Ho vissuto i miei anni da studente delle superiori, in particolare i due che all’epoca si chiamavano ancora ginnasio, sotto una dittatura sanguinaria. Tutto il potere era nelle mani di una sola professoressa: italiano, latino, greco, storia, geografia, legislativo, esecutivo, giudiziario, faceva tutto lei, decideva tutto lei, Montesquieu non esisteva. Si chiamava professoressa Sciabbarrà, ma per noi era la Robespierre, e poteva disporre di noi come meglio credeva, le nostre famiglie ci avevano ceduti a lei per un piatto di lenticchie, non avevamo più nessuno a cui poter chiedere aiuto.  La Robespierre non era imputabile di crudeltà presso il tribunale dell’Aja (mancava di accanimento) e non agiva per capriccio, ma la sua mano era un flagello, il flagello della fòrmica: PEM! Certi colpi dati con la mano di taglio, come un judoka, squassavano la cattedra ogni volta che sbagliavamo il paradigma di gignomai o esitavamo sull’orografia del centro America. 

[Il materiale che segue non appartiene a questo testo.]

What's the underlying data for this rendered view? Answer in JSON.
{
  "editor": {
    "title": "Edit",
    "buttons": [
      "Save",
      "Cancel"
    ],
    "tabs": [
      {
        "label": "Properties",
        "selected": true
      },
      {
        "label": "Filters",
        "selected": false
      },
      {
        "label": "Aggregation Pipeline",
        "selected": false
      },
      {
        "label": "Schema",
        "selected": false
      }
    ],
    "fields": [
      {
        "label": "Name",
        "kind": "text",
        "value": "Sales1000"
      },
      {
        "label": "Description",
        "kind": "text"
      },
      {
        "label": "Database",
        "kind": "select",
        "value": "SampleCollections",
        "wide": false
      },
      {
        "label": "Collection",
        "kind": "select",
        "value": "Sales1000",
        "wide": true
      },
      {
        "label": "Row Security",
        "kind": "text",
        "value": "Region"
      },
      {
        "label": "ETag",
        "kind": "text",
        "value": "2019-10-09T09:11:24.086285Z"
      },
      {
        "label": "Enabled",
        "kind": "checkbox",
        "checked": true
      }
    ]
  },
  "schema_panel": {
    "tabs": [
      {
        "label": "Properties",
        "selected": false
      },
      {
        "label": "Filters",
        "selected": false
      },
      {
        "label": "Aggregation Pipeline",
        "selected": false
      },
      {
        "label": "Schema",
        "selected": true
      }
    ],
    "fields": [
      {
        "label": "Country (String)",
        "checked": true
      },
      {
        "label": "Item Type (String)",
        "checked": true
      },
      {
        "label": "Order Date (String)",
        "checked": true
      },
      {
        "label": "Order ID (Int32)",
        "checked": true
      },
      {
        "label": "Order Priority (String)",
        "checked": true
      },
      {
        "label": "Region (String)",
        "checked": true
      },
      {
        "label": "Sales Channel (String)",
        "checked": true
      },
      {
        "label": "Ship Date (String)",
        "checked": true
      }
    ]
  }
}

Quando la sua mano scendeva in picchiata verso la cattedra, si udiva un sibilo, i gatti  soffiavano, i cani guaivano e noi, quelli scampati all’interrogazione, indossavamo l’elmetto e ci rifugiavamo sotto i banchi, rannicchiati in attesa della fine: presto si sarebbe stancata di loro e sarebbe passata a noi. PEM! PEM! PEM! ANDATE A POSTO, IGNORANTELLI!  Poi chiamava il bidello e chiedeva che le fosse subito sostituita la cattedra: non lo vedete che questa è tutta scassata? Durante gli ultimi mesi del quinto ginnasio la Robespierre esercitava il proprio arbitrio senza nessun freno, sostituiva cattedre come Hitler sostituiva generali. Eravamo nel 1989, ma la Robespierre non aveva mai abolito gli esami di passaggio dal ginnasio al liceo, dunque ce li impose: saremmo stati interrogati su tutto il programma di tutto il biennio in tutte le sue materie, tutti, a sorpresa, una mattina qualunque. 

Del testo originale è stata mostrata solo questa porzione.